Feb. 20, 2001 -- The extensive public transportation system put in place to prevent traffic meltdown during the 1996 Atlanta Olympic Games also reduced children's asthma attacks by more than 40%, according to a Centers for Disease Control and Prevention (CDC) study reported in this week's Journal of the American Medical Association.
"We found that decreased traffic density during the Olympics was associated with less ozone and other types of pollution, which might be why so many fewer children needed acute medical care for asthma during that period," says lead author Michael S. Friedman, MD, who works in the Air Pollution and Respiratory Health Branch of the CDC's National Center for Environmental Health.
The CDC researchers studied reports of physician visits and hospital care for children aged 1 to 16 years who lived in metropolitan Atlanta during 1996. They compared the number of acute care visits and hospitalizations for asthma during the 17 days of the Olympic Games to those during the four weeks just before and after the Olympics. The researchers also looked at weekday traffic counts.
During the Olympic Games, children with asthma needed 41.6% fewer physician visits and hospitalizations, according to the Georgia Medicaid claims file, and 44.1% fewer, according to a health maintenance organization database. Emergency room visits dropped by over 11%.
These improvements were accompanied by a 27.9% drop in daily peak ozone concentration. The researchers think this was due to a 22.5% decrease in weekday morning traffic.
"There is no question that changes in air quality are one factor in the increased incidence of allergy and asthma in the U.S.," says Andrew Saxon, MD, who was not involved in this study but who has studied the effect of vehicle exhaust on allergy and asthma.

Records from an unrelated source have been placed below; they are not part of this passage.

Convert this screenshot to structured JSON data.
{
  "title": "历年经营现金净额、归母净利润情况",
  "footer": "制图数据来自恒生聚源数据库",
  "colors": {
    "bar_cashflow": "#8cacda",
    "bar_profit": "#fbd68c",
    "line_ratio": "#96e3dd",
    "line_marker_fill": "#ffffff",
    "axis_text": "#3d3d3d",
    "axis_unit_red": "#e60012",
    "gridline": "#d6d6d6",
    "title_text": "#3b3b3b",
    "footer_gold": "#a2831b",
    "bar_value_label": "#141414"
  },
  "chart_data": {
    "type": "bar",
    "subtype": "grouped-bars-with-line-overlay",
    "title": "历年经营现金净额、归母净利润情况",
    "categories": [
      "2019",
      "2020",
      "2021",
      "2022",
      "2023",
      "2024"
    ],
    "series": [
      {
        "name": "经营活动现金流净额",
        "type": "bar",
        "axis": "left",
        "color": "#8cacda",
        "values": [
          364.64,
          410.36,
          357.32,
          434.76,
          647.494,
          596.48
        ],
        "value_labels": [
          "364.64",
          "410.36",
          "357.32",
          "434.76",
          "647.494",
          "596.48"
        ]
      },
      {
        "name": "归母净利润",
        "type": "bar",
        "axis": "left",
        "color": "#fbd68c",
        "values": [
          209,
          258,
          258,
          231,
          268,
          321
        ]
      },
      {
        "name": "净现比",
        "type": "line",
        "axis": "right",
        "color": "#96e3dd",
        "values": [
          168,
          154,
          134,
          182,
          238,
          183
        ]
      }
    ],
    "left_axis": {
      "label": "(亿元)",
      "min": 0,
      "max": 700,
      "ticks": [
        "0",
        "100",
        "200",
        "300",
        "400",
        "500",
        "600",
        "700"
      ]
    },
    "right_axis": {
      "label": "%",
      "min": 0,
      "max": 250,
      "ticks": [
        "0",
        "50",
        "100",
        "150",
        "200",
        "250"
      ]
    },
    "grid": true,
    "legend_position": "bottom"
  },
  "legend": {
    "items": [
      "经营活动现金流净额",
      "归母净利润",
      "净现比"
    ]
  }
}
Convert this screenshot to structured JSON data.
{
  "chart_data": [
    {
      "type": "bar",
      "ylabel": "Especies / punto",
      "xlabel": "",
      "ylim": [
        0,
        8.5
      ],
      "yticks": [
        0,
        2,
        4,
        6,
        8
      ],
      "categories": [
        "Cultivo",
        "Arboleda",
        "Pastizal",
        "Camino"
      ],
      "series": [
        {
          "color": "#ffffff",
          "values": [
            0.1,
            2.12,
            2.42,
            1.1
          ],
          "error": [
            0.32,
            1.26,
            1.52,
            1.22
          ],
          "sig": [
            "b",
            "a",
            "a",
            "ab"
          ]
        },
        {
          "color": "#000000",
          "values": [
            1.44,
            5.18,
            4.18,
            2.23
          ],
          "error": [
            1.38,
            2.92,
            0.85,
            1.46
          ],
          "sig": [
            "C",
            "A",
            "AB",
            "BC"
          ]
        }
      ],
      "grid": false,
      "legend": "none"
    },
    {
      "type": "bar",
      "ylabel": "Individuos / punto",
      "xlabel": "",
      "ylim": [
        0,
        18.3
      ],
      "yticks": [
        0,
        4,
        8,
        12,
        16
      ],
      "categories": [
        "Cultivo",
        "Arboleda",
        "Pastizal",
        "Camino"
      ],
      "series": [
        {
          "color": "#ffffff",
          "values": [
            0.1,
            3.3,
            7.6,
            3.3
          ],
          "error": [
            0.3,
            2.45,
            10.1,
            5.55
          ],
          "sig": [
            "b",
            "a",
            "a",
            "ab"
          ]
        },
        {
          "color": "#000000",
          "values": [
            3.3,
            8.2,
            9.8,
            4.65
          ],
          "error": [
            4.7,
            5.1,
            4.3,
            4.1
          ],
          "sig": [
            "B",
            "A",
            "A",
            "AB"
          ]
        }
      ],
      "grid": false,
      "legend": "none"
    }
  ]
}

Saxon says he was not surprised to learn that reduced traffic during the Olympics was associated with better health for Atlanta children who have asthma. But he points out that putting these lessons into long-term public policy is a difficult job. Saxon is professor of medicine in the division of clinical immunology and allergy at the University of California in Los Angeles.
"Our study shows that it is possible to change transportation behaviors, at least in the short term, and that if this change continues over a number of days, it can be associated with reduced need for asthma care," Friedman says. "Since 7% of children in the U.S. have asthma, this is an important point."
Atlanta achieved this traffic reduction by putting together an integrated, 24-hour-a-day public transportation system, adding 1,000 buses for park-and-ride services, encouraging local business use of alternative work hours and telecommuting, closing the downtown area to private cars, changing downtown truck delivery schedules, and issuing regular public warnings about traffic and air quality problems.